When a habeas petitioner challenges a conviction pursuant to which he is no longer incarcerated, collateral consequences sufficient to the satisfy the case or controversy requirement will generally be presumed. See Sibron v. New York, 392 U.S. 40, 55 (1968). The United States Supreme Court, however, has declined to extend this presumption of collateral consequences to parole revocations. See Spencer, 523 U.S. at 12-14; see also Lane v. Williams, 455 U.S. 624, 632-33 (1982). When a habeas petitioner challenges a parole revocation but has completed the sentenced imposed upon revocation, the petitioner bears the burden of demonstrating the existence of actual collateral consequences arising from the parole revocation. Spencer, 523 U.S. at 12-14; see also Prowell v. Hemingway, 234 F.3d 1269, 2000 WL 1679451, *1 (6th Cir. Nov. 1, 2000) (unpublished). Absent such a showing, the claims are rendered moot by completion of the imprisonment term imposed for the parole revocation.

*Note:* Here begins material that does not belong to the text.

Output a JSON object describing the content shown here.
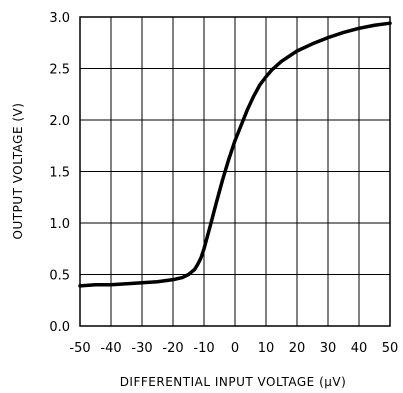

The Court notes that claims of detriment in a future parole or sentencing proceeding, impeachment in a future criminal or civil proceeding, use against the petitioner as a defendant in a future criminal proceeding, and possible effects on filing a civil rights lawsuit under 42 U.S.C. § 1983 do not constitute sufficient proof of collateral consequences in the parole revocation context. See Spencer, 523 U.S. at 14-16.
Petitioner in this case completed the sentence imposed upon him by the revocation of his parole on May 29, 2001 as he was re-released on parole in November, 2002. He has not shown that he suffers continuing collateral consequences flowing from the challenged parole decision. Any injury that Petitioner suffered during the May, 2001 parole proceedings cannot be redressed by a favorable judicial decision from this court. Petitioner's habeas claims have thus been rendered moot and his petition must therefore be denied.

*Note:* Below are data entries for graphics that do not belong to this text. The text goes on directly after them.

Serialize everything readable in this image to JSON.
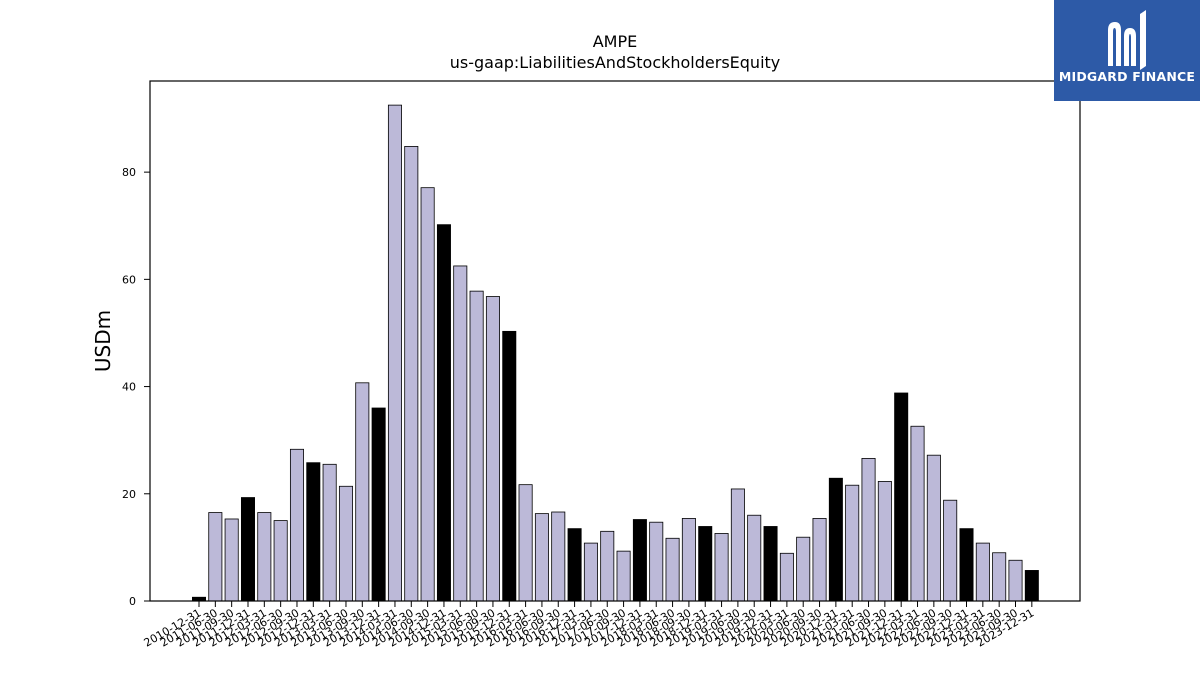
{
  "title_line1": "AMPE",
  "title_line2": "us-gaap:LiabilitiesAndStockholdersEquity",
  "logo": {
    "text": "MIDGARD FINANCE",
    "background": "#2d5aa7",
    "icon": "midgard-m-logo-icon"
  },
  "colors": {
    "bar_default": "#bcb9d8",
    "bar_year_end": "#000000",
    "bar_edge": "#000000"
  },
  "chart_data": {
    "type": "bar",
    "title": "AMPE\nus-gaap:LiabilitiesAndStockholdersEquity",
    "xlabel": "",
    "ylabel": "USDm",
    "ylim": [
      0,
      97
    ],
    "yticks": [
      0,
      20,
      40,
      60,
      80
    ],
    "grid": false,
    "legend": "none",
    "note": "",
    "categories": [
      "2010-12-31",
      "2011-06-30",
      "2011-09-30",
      "2011-12-31",
      "2012-03-31",
      "2012-06-30",
      "2012-09-30",
      "2012-12-31",
      "2013-03-31",
      "2013-06-30",
      "2013-09-30",
      "2013-12-31",
      "2014-03-31",
      "2014-06-30",
      "2014-09-30",
      "2014-12-31",
      "2015-03-31",
      "2015-06-30",
      "2015-09-30",
      "2015-12-31",
      "2016-03-31",
      "2016-06-30",
      "2016-09-30",
      "2016-12-31",
      "2017-03-31",
      "2017-06-30",
      "2017-09-30",
      "2017-12-31",
      "2018-03-31",
      "2018-06-30",
      "2018-09-30",
      "2018-12-31",
      "2019-03-31",
      "2019-06-30",
      "2019-09-30",
      "2019-12-31",
      "2020-03-31",
      "2020-06-30",
      "2020-09-30",
      "2020-12-31",
      "2021-03-31",
      "2021-06-30",
      "2021-09-30",
      "2021-12-31",
      "2022-03-31",
      "2022-06-30",
      "2022-09-30",
      "2022-12-31",
      "2023-03-31",
      "2023-06-30",
      "2023-09-30",
      "2023-12-31"
    ],
    "values": [
      0.7,
      16.5,
      15.3,
      19.3,
      16.5,
      15.0,
      28.3,
      25.8,
      25.5,
      21.4,
      40.7,
      36.0,
      92.5,
      84.8,
      77.1,
      70.2,
      62.5,
      57.8,
      56.8,
      50.3,
      21.7,
      16.3,
      16.6,
      13.5,
      10.8,
      13.0,
      9.3,
      15.2,
      14.7,
      11.7,
      15.4,
      13.9,
      12.6,
      20.9,
      16.0,
      13.9,
      8.9,
      11.9,
      15.4,
      22.9,
      21.6,
      26.6,
      22.3,
      38.8,
      32.6,
      27.2,
      18.8,
      13.5,
      10.8,
      9.0,
      7.6,
      5.7
    ],
    "highlighted": [
      true,
      false,
      false,
      true,
      false,
      false,
      false,
      true,
      false,
      false,
      false,
      true,
      false,
      false,
      false,
      true,
      false,
      false,
      false,
      true,
      false,
      false,
      false,
      true,
      false,
      false,
      false,
      true,
      false,
      false,
      false,
      true,
      false,
      false,
      false,
      true,
      false,
      false,
      false,
      true,
      false,
      false,
      false,
      true,
      false,
      false,
      false,
      true,
      false,
      false,
      false,
      true
    ]
  }
}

Because the court concludes that Petitioner's challenge to the revocation of his parole is moot, the court need not address the exhaustion issue or the merits of Petitioner's claims.
III. CONCLUSION
For the reasons stated, the court concludes that Petitioner's claims concerning his May 2001 parole revocation proceedings are now moot and he has not demonstrated that he is otherwise entitled to habeas relief from this court. Accordingly,IT IS ORDERED that the petition for writ of habeas corpus [Dkt. # 4] is DENIED and DISMISSED WITH PREJUDICE.